Primaries should offer real choice — not coronations.
This race is about restoring fairness to the process itself, listening seriously to constituents, and proving that competence and integrity still matter in public life.
OUR CORE VALUES
These are issues I care deeply about, and I'd like to know which matter most to you. If you're a resident of PA-01, please cast your vote at the bottom of the page. We hope to organize a series of discussions to learn more about some of these issues and the policy ideas to address them.

Access
Access means lowering the cost of housing, food, healthcare, and electricity by fixing the broken systems that drive prices up and wages down. Affordability depends on accountability, fair competition, and modern infrastructure — from updating our electricity grid and permitting process to ensuring global relationships work for working families, not monopolies.
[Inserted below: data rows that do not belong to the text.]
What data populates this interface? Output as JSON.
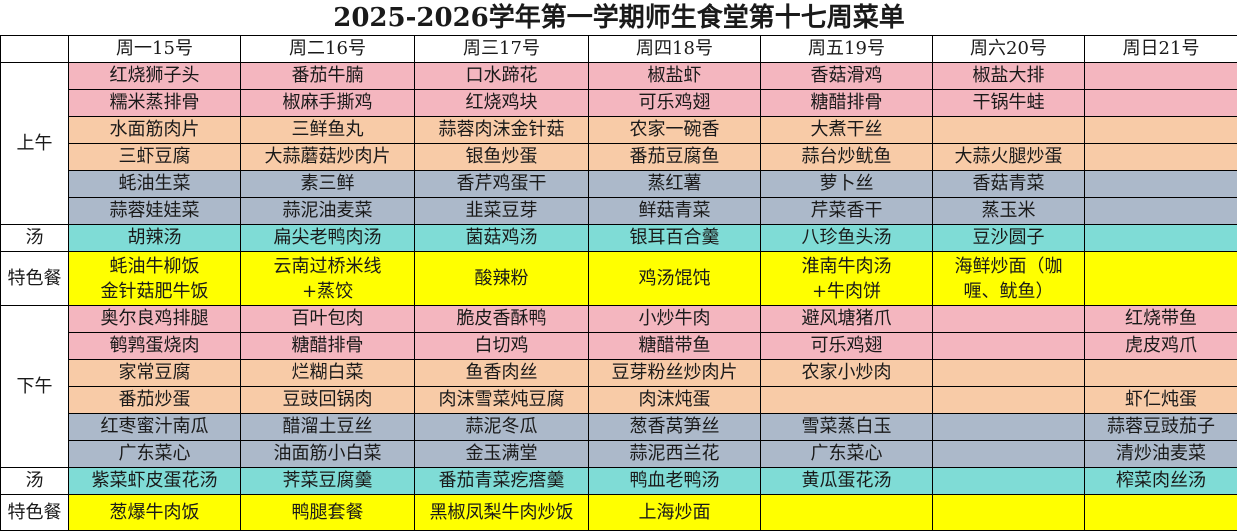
{
  "title": "2025-2026学年第一学期师生食堂第十七周菜单",
  "days": [
    "周一15号",
    "周二16号",
    "周三17号",
    "周四18号",
    "周五19号",
    "周六20号",
    "周日21号"
  ],
  "colors": {
    "meat": "#f4b6bf",
    "half_meat": "#f8cba7",
    "veg": "#acb9ca",
    "soup": "#7fdcd6",
    "special": "#ffff00"
  },
  "sections": [
    {
      "label": "上午",
      "rows": [
        {
          "type": "pink",
          "cells": [
            "红烧狮子头",
            "番茄牛腩",
            "口水蹄花",
            "椒盐虾",
            "香菇滑鸡",
            "椒盐大排",
            ""
          ]
        },
        {
          "type": "pink",
          "cells": [
            "糯米蒸排骨",
            "椒麻手撕鸡",
            "红烧鸡块",
            "可乐鸡翅",
            "糖醋排骨",
            "干锅牛蛙",
            ""
          ]
        },
        {
          "type": "peach",
          "cells": [
            "水面筋肉片",
            "三鲜鱼丸",
            "蒜蓉肉沫金针菇",
            "农家一碗香",
            "大煮干丝",
            "",
            ""
          ]
        },
        {
          "type": "peach",
          "cells": [
            "三虾豆腐",
            "大蒜蘑菇炒肉片",
            "银鱼炒蛋",
            "番茄豆腐鱼",
            "蒜台炒鱿鱼",
            "大蒜火腿炒蛋",
            ""
          ]
        },
        {
          "type": "gray",
          "cells": [
            "蚝油生菜",
            "素三鲜",
            "香芹鸡蛋干",
            "蒸红薯",
            "萝卜丝",
            "香菇青菜",
            ""
          ]
        },
        {
          "type": "gray",
          "cells": [
            "蒜蓉娃娃菜",
            "蒜泥油麦菜",
            "韭菜豆芽",
            "鲜菇青菜",
            "芹菜香干",
            "蒸玉米",
            ""
          ]
        }
      ]
    },
    {
      "label": "汤",
      "rows": [
        {
          "type": "cyan",
          "cells": [
            "胡辣汤",
            "扁尖老鸭肉汤",
            "菌菇鸡汤",
            "银耳百合羹",
            "八珍鱼头汤",
            "豆沙圆子",
            ""
          ]
        }
      ]
    },
    {
      "label": "特色餐",
      "rows": [
        {
          "type": "yellow special",
          "cells": [
            "蚝油牛柳饭\n金针菇肥牛饭",
            "云南过桥米线\n+蒸饺",
            "酸辣粉",
            "鸡汤馄饨",
            "淮南牛肉汤\n+牛肉饼",
            "海鲜炒面（咖\n喱、鱿鱼）",
            ""
          ]
        }
      ]
    },
    {
      "label": "下午",
      "rows": [
        {
          "type": "pink",
          "cells": [
            "奥尔良鸡排腿",
            "百叶包肉",
            "脆皮香酥鸭",
            "小炒牛肉",
            "避风塘猪爪",
            "",
            "红烧带鱼"
          ]
        },
        {
          "type": "pink",
          "cells": [
            "鹌鹑蛋烧肉",
            "糖醋排骨",
            "白切鸡",
            "糖醋带鱼",
            "可乐鸡翅",
            "",
            "虎皮鸡爪"
          ]
        },
        {
          "type": "peach",
          "cells": [
            "家常豆腐",
            "烂糊白菜",
            "鱼香肉丝",
            "豆芽粉丝炒肉片",
            "农家小炒肉",
            "",
            ""
          ]
        },
        {
          "type": "peach",
          "cells": [
            "番茄炒蛋",
            "豆豉回锅肉",
            "肉沫雪菜炖豆腐",
            "肉沫炖蛋",
            "",
            "",
            "虾仁炖蛋"
          ]
        },
        {
          "type": "gray",
          "cells": [
            "红枣蜜汁南瓜",
            "醋溜土豆丝",
            "蒜泥冬瓜",
            "葱香莴笋丝",
            "雪菜蒸白玉",
            "",
            "蒜蓉豆豉茄子"
          ]
        },
        {
          "type": "gray",
          "cells": [
            "广东菜心",
            "油面筋小白菜",
            "金玉满堂",
            "蒜泥西兰花",
            "广东菜心",
            "",
            "清炒油麦菜"
          ]
        }
      ]
    },
    {
      "label": "汤",
      "rows": [
        {
          "type": "cyan",
          "cells": [
            "紫菜虾皮蛋花汤",
            "荠菜豆腐羹",
            "番茄青菜疙瘩羹",
            "鸭血老鸭汤",
            "黄瓜蛋花汤",
            "",
            "榨菜肉丝汤"
          ]
        }
      ]
    },
    {
      "label": "特色餐",
      "rows": [
        {
          "type": "yellow special last",
          "cells": [
            "葱爆牛肉饭",
            "鸭腿套餐",
            "黑椒凤梨牛肉炒饭",
            "上海炒面",
            "",
            "",
            ""
          ]
        }
      ]
    }
  ]
}
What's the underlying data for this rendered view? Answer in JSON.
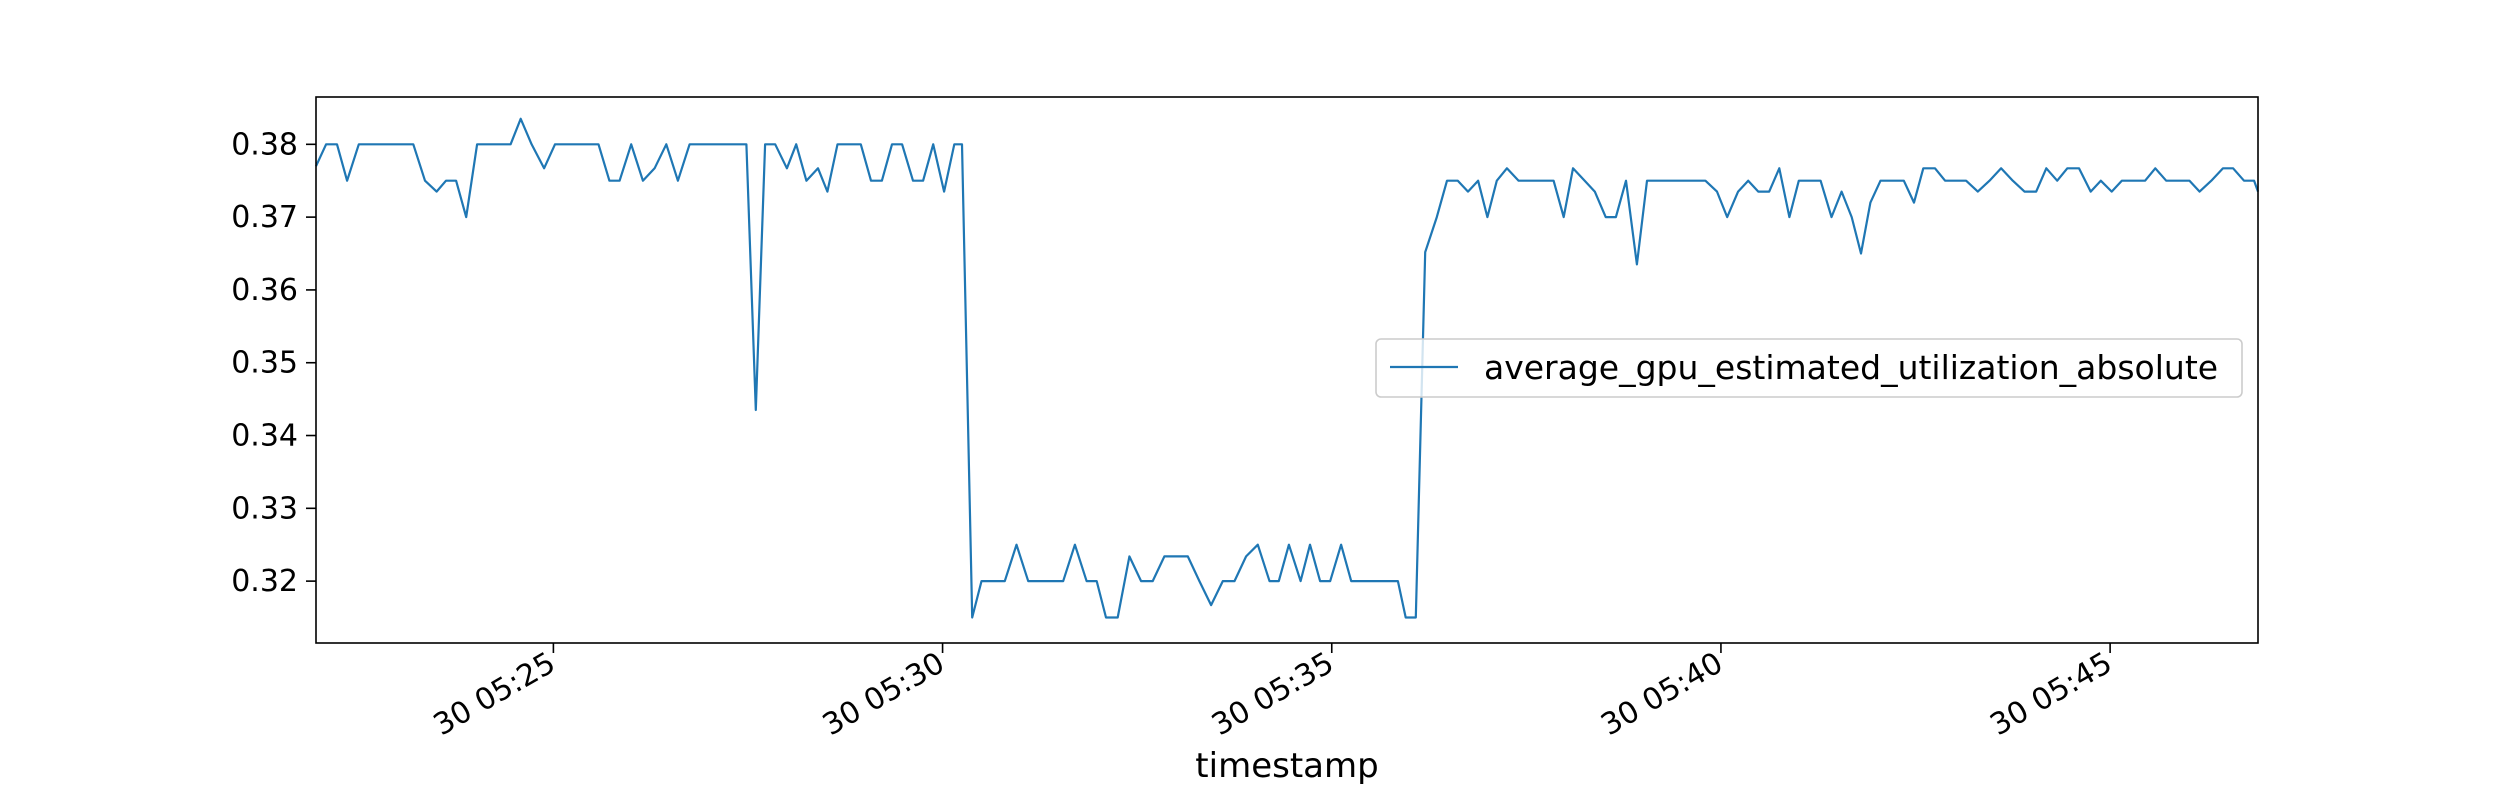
{
  "chart_data": {
    "type": "line",
    "title": "",
    "xlabel": "timestamp",
    "ylabel": "",
    "x_unit": "minutes",
    "x_tick_values": [
      25,
      30,
      35,
      40,
      45
    ],
    "x_tick_labels": [
      "30 05:25",
      "30 05:30",
      "30 05:35",
      "30 05:40",
      "30 05:45"
    ],
    "y_tick_values": [
      0.32,
      0.33,
      0.34,
      0.35,
      0.36,
      0.37,
      0.38
    ],
    "y_tick_labels": [
      "0.32",
      "0.33",
      "0.34",
      "0.35",
      "0.36",
      "0.37",
      "0.38"
    ],
    "xlim": [
      21.95,
      46.9
    ],
    "ylim": [
      0.3115,
      0.3865
    ],
    "legend_position": "center-right",
    "grid": false,
    "series_color": "#1f77b4",
    "series": [
      {
        "name": "average_gpu_estimated_utilization_absolute",
        "points": [
          [
            21.95,
            0.377
          ],
          [
            22.08,
            0.38
          ],
          [
            22.22,
            0.38
          ],
          [
            22.35,
            0.375
          ],
          [
            22.5,
            0.38
          ],
          [
            22.65,
            0.38
          ],
          [
            22.8,
            0.38
          ],
          [
            22.95,
            0.38
          ],
          [
            23.1,
            0.38
          ],
          [
            23.2,
            0.38
          ],
          [
            23.35,
            0.375
          ],
          [
            23.5,
            0.3735
          ],
          [
            23.62,
            0.375
          ],
          [
            23.75,
            0.375
          ],
          [
            23.88,
            0.37
          ],
          [
            24.02,
            0.38
          ],
          [
            24.15,
            0.38
          ],
          [
            24.3,
            0.38
          ],
          [
            24.45,
            0.38
          ],
          [
            24.58,
            0.3835
          ],
          [
            24.72,
            0.38
          ],
          [
            24.88,
            0.3767
          ],
          [
            25.02,
            0.38
          ],
          [
            25.15,
            0.38
          ],
          [
            25.3,
            0.38
          ],
          [
            25.45,
            0.38
          ],
          [
            25.58,
            0.38
          ],
          [
            25.72,
            0.375
          ],
          [
            25.85,
            0.375
          ],
          [
            26.0,
            0.38
          ],
          [
            26.15,
            0.375
          ],
          [
            26.3,
            0.3767
          ],
          [
            26.45,
            0.38
          ],
          [
            26.6,
            0.375
          ],
          [
            26.75,
            0.38
          ],
          [
            26.9,
            0.38
          ],
          [
            27.05,
            0.38
          ],
          [
            27.2,
            0.38
          ],
          [
            27.35,
            0.38
          ],
          [
            27.48,
            0.38
          ],
          [
            27.6,
            0.3435
          ],
          [
            27.72,
            0.38
          ],
          [
            27.85,
            0.38
          ],
          [
            28.0,
            0.3767
          ],
          [
            28.12,
            0.38
          ],
          [
            28.25,
            0.375
          ],
          [
            28.4,
            0.3767
          ],
          [
            28.52,
            0.3735
          ],
          [
            28.65,
            0.38
          ],
          [
            28.8,
            0.38
          ],
          [
            28.95,
            0.38
          ],
          [
            29.08,
            0.375
          ],
          [
            29.22,
            0.375
          ],
          [
            29.35,
            0.38
          ],
          [
            29.48,
            0.38
          ],
          [
            29.62,
            0.375
          ],
          [
            29.75,
            0.375
          ],
          [
            29.88,
            0.38
          ],
          [
            30.02,
            0.3735
          ],
          [
            30.15,
            0.38
          ],
          [
            30.25,
            0.38
          ],
          [
            30.38,
            0.315
          ],
          [
            30.5,
            0.32
          ],
          [
            30.65,
            0.32
          ],
          [
            30.8,
            0.32
          ],
          [
            30.95,
            0.325
          ],
          [
            31.1,
            0.32
          ],
          [
            31.25,
            0.32
          ],
          [
            31.4,
            0.32
          ],
          [
            31.55,
            0.32
          ],
          [
            31.7,
            0.325
          ],
          [
            31.85,
            0.32
          ],
          [
            31.98,
            0.32
          ],
          [
            32.1,
            0.315
          ],
          [
            32.25,
            0.315
          ],
          [
            32.4,
            0.3234
          ],
          [
            32.55,
            0.32
          ],
          [
            32.7,
            0.32
          ],
          [
            32.85,
            0.3234
          ],
          [
            33.0,
            0.3234
          ],
          [
            33.15,
            0.3234
          ],
          [
            33.3,
            0.32
          ],
          [
            33.45,
            0.3167
          ],
          [
            33.6,
            0.32
          ],
          [
            33.75,
            0.32
          ],
          [
            33.9,
            0.3234
          ],
          [
            34.05,
            0.325
          ],
          [
            34.2,
            0.32
          ],
          [
            34.32,
            0.32
          ],
          [
            34.45,
            0.325
          ],
          [
            34.6,
            0.32
          ],
          [
            34.72,
            0.325
          ],
          [
            34.85,
            0.32
          ],
          [
            34.98,
            0.32
          ],
          [
            35.12,
            0.325
          ],
          [
            35.25,
            0.32
          ],
          [
            35.4,
            0.32
          ],
          [
            35.55,
            0.32
          ],
          [
            35.7,
            0.32
          ],
          [
            35.85,
            0.32
          ],
          [
            35.95,
            0.315
          ],
          [
            36.08,
            0.315
          ],
          [
            36.2,
            0.3652
          ],
          [
            36.35,
            0.37
          ],
          [
            36.48,
            0.375
          ],
          [
            36.62,
            0.375
          ],
          [
            36.75,
            0.3735
          ],
          [
            36.88,
            0.375
          ],
          [
            37.0,
            0.37
          ],
          [
            37.12,
            0.375
          ],
          [
            37.25,
            0.3767
          ],
          [
            37.4,
            0.375
          ],
          [
            37.55,
            0.375
          ],
          [
            37.7,
            0.375
          ],
          [
            37.85,
            0.375
          ],
          [
            37.98,
            0.37
          ],
          [
            38.1,
            0.3767
          ],
          [
            38.25,
            0.375
          ],
          [
            38.38,
            0.3735
          ],
          [
            38.52,
            0.37
          ],
          [
            38.65,
            0.37
          ],
          [
            38.78,
            0.375
          ],
          [
            38.92,
            0.3635
          ],
          [
            39.05,
            0.375
          ],
          [
            39.2,
            0.375
          ],
          [
            39.35,
            0.375
          ],
          [
            39.5,
            0.375
          ],
          [
            39.65,
            0.375
          ],
          [
            39.8,
            0.375
          ],
          [
            39.95,
            0.3735
          ],
          [
            40.08,
            0.37
          ],
          [
            40.22,
            0.3735
          ],
          [
            40.35,
            0.375
          ],
          [
            40.48,
            0.3735
          ],
          [
            40.62,
            0.3735
          ],
          [
            40.75,
            0.3767
          ],
          [
            40.88,
            0.37
          ],
          [
            41.0,
            0.375
          ],
          [
            41.15,
            0.375
          ],
          [
            41.28,
            0.375
          ],
          [
            41.42,
            0.37
          ],
          [
            41.55,
            0.3735
          ],
          [
            41.68,
            0.37
          ],
          [
            41.8,
            0.365
          ],
          [
            41.92,
            0.372
          ],
          [
            42.05,
            0.375
          ],
          [
            42.2,
            0.375
          ],
          [
            42.35,
            0.375
          ],
          [
            42.48,
            0.372
          ],
          [
            42.6,
            0.3767
          ],
          [
            42.75,
            0.3767
          ],
          [
            42.88,
            0.375
          ],
          [
            43.02,
            0.375
          ],
          [
            43.15,
            0.375
          ],
          [
            43.3,
            0.3735
          ],
          [
            43.45,
            0.375
          ],
          [
            43.6,
            0.3767
          ],
          [
            43.75,
            0.375
          ],
          [
            43.9,
            0.3735
          ],
          [
            44.05,
            0.3735
          ],
          [
            44.18,
            0.3767
          ],
          [
            44.32,
            0.375
          ],
          [
            44.45,
            0.3767
          ],
          [
            44.6,
            0.3767
          ],
          [
            44.75,
            0.3735
          ],
          [
            44.88,
            0.375
          ],
          [
            45.02,
            0.3735
          ],
          [
            45.15,
            0.375
          ],
          [
            45.3,
            0.375
          ],
          [
            45.45,
            0.375
          ],
          [
            45.58,
            0.3767
          ],
          [
            45.72,
            0.375
          ],
          [
            45.88,
            0.375
          ],
          [
            46.02,
            0.375
          ],
          [
            46.15,
            0.3735
          ],
          [
            46.3,
            0.375
          ],
          [
            46.45,
            0.3767
          ],
          [
            46.58,
            0.3767
          ],
          [
            46.72,
            0.375
          ],
          [
            46.85,
            0.375
          ],
          [
            46.9,
            0.3735
          ]
        ]
      }
    ]
  }
}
Access also includes protecting Social Security and supporting the arts and independent public media, which are essential to a healthy, informed society.

Science
Science is our superpower — it should guide public health, national security, and long-term competitiveness, not be bent by politics or corporate influence. Strong science policy means investing in research, protecting its independence, and ensuring Congress has objective, expert guidance when making decisions about emerging technologies and public health. When science leads, we innovate responsibly, prepare our workforce for the future, and make decisions grounded in evidence rather than ideology.

Fairness
Fairness means giving people what they’re owed — fair elections, due process, and institutions that work for the public, not billionaires or special interests. That includes reforming campaign finance, banning congressional stock trading, and restoring full funding and staffing to the Department of Veterans Affairs so veterans receive the care they earned. Fairness also requires leveling the playing field for those without built-in power, through transparency, accountability, and policies that put principle over profit.

Opportunity
Opportunity means ensuring everyone can build skills, contribute meaningfully, and live with dignity — whether through trade schools, community colleges, or advanced technical education. It also means reforming a criminal justice system that prioritizes rehabilitation over revenue and treating immigration as a strength, not a political weapon. A just opportunity framework requires accessible education, a fair and well-resourced immigration process, and policies that recognize people as assets to our society, not obstacles.

Balance
Balance means restoring checks and balances, fixing a tax code that favors the wealthy, and taking climate responsibility seriously. Future generations deserve a functioning democracy, sustainable public finances, and an environment we didn’t exhaust through short-term thinking. That means tightening the tax code before cutting essential programs and ensuring those who benefit most from our economy contribute fairly to the systems that made their success possible.

Safety
Safety means treating healthcare as a right, protecting our most vulnerable, and ensuring communities have the support they actually need to be safe. That includes equipping law enforcement with appropriate training and resources while addressing the systemic injustices that put marginalized groups at greater risk. A society that puts people before profit — especially in healthcare — is not only more just, but fundamentally safer for everyone.